"But -- "there shouldn't be any reason why we couldn't move around in time like we can move around in space" is just wrong. There's a perfectly good reason, namely that there is only one direction of time, while there is more than one direction of space."
This was what I was thinking but didn't say anything because I thought it maybe sounded simplistic or dumb or something! Also I couldn't think of a good analogy.
I don't care what y'all are saying: I still want a time machine.
We might need to change our sub-head in Natter from:
"Wanna talk about corsets, duct tape, or physics?"
to
"Wanna talk about Vicar potatoes, puppycam or physics?"

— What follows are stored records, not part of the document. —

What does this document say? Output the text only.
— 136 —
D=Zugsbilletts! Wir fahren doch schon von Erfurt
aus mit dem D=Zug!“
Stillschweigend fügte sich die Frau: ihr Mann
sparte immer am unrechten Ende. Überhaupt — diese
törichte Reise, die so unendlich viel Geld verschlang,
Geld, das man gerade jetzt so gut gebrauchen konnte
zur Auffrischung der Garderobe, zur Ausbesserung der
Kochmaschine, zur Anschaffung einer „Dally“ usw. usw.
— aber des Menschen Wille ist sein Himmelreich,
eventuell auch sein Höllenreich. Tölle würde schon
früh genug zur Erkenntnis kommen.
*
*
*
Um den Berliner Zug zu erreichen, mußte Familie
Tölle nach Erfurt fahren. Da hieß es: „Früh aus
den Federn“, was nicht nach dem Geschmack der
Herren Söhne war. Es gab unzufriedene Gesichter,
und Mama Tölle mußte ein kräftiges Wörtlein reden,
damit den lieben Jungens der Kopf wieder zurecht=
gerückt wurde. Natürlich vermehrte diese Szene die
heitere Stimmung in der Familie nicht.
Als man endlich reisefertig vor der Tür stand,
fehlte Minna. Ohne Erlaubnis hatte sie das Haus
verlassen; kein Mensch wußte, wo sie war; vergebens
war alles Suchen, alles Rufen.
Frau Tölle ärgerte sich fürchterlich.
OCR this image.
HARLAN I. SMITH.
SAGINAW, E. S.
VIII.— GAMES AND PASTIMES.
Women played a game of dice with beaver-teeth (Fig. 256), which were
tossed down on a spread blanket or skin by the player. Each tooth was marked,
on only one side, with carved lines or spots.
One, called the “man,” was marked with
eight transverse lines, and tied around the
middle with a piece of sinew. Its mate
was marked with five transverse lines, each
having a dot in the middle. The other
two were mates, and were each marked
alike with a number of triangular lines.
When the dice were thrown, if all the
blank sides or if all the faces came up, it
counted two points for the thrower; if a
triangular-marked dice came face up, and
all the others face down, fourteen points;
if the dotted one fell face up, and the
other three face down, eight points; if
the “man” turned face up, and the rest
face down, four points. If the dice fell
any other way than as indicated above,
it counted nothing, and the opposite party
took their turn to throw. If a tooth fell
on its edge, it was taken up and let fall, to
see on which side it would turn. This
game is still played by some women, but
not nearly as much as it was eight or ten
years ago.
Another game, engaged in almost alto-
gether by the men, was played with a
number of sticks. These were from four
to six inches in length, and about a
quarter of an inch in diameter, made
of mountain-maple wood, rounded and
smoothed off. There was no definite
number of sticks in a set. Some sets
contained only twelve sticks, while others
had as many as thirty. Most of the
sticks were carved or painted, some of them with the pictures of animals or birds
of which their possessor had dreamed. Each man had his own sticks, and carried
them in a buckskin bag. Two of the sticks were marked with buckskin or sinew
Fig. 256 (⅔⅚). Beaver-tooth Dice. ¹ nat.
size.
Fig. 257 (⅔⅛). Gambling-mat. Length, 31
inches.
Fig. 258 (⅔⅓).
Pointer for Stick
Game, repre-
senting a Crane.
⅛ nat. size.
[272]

In fact, I propose as a matter of general usage, to be promulgated throughout the culture the phrase "Vicar Potatoes" to be applied to any outlandish assertion completely lacking in credibility.
"Awww, that's just a bunch of Vicar potatoes!"
I think the arrow-of-time problem is why my head explodes when i watch Terminator movies.
I think it's cool that positrons (the anti-matter equivalent of electrons) go backwards in time. Or at least that's one interpretation.
"Awww, that's just a bunch of Vicar potatoes!"
See, to me this sounds like a food discussion.
"How would you like your vicar potatoes?"
"Poppycock and Vicar Potatoes!"
"How would you like your vicar potatoes?"
Well, I know I don't want ass potatoes.
I wonder if it was one of those big baking potatoes or one of those small yukon gold potatoes.